The world’s leading publication for data science, AI, and ML professionals.

Do I need Big Data? And if so, how much?

Many companies follow the hype of big data without understanding the implications of the technology.

Photo by Jan Antonin Kolar on Unsplash
Photo by Jan Antonin Kolar on Unsplash

I call myself a "Big Data Expert". I have tamed many animals in the ever growing Hadoop zoo like HBase, Hive, Oozie, Spark, Kafka, etc… I helped companies to build and structure their Data Lake using appropriate subsets of these technologies. I like to wrangle with data from multiple sources to generate new insights (or to confirm old insights with evidence). I love to build Machine Learning models for predictive applications. So, yes, I would say that I am well experienced with many facets of what people would call "Big Data".

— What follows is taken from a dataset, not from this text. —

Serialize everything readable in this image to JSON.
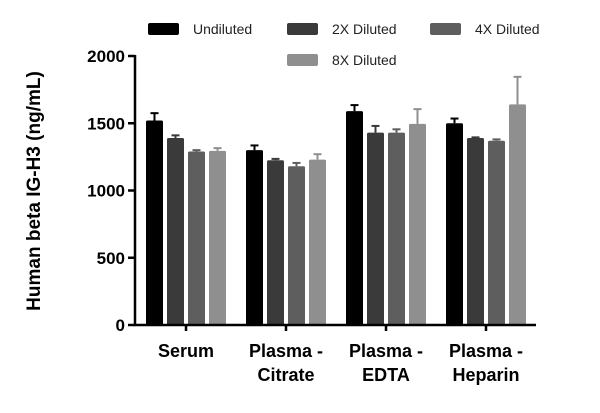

But at the same time, I became more and more skeptical of blindingly following the promises and the hype without understanding all the consequences and without evaluating the alternatives.

What is "Big Data"?

Before jumping into a discussion, let me first explain what I understand by the term "Big Data". If you asked someone on the street, what he thinks the term "Big Data" stands for, you probably get very broad answers about "huge amounts of data which is continuously generated by peoples interacting with computer systems which then is used to analyze personal preferences".

There is a very well known more formal definition of "Big Data", which focuses on three specific aspects of data:

  • High volume – the amount of data that is stored
  • High velocity – the speed at which new data arrives
  • High variety – the variety of formats and types (images, text, structured data)

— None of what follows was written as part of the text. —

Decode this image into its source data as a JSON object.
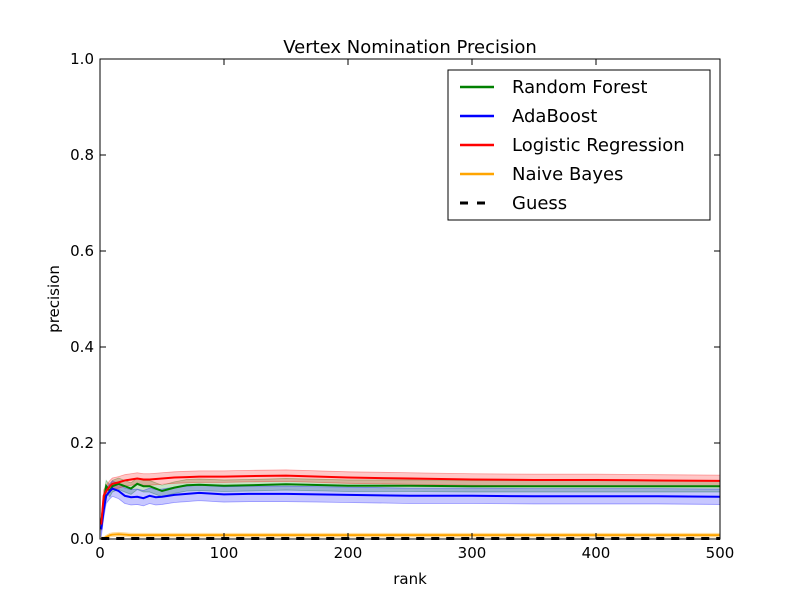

It’s interesting to see that this definition really is only about the data itself and not about the processes to analyze the data. That is in stark contrast to the imagined answer above, which also contains the usage of the data. From my experience, the analytics part is the most important aspect of "Big Data" both from a companies and from a societies point of view.

In this article, I want to focus on the technology aspect of "Big Data", i.e. on the software and hardware stack required to work with high volume, high variety and possibly high velocity data. This includes both Hadoop but also scalable NoSQL databases like MongoDB, Cassandra etc.

Big Data Promises

A couple a years ago, I had the impression that big software and consulting companies sold the "Big Data" hype to their customers by promising the creation of a new level of insights from data. Today I would say that only a small fraction of companies actually succeeded in implementing a successful Big Data strategy, most other companies failed or are happy that they didn’t follow the hype. Simply think about Cloudera, one of the huge proponents of building Data Lakes, which almost went bankrupt although they had all the technology at hand to generate the insights to create the right decisions.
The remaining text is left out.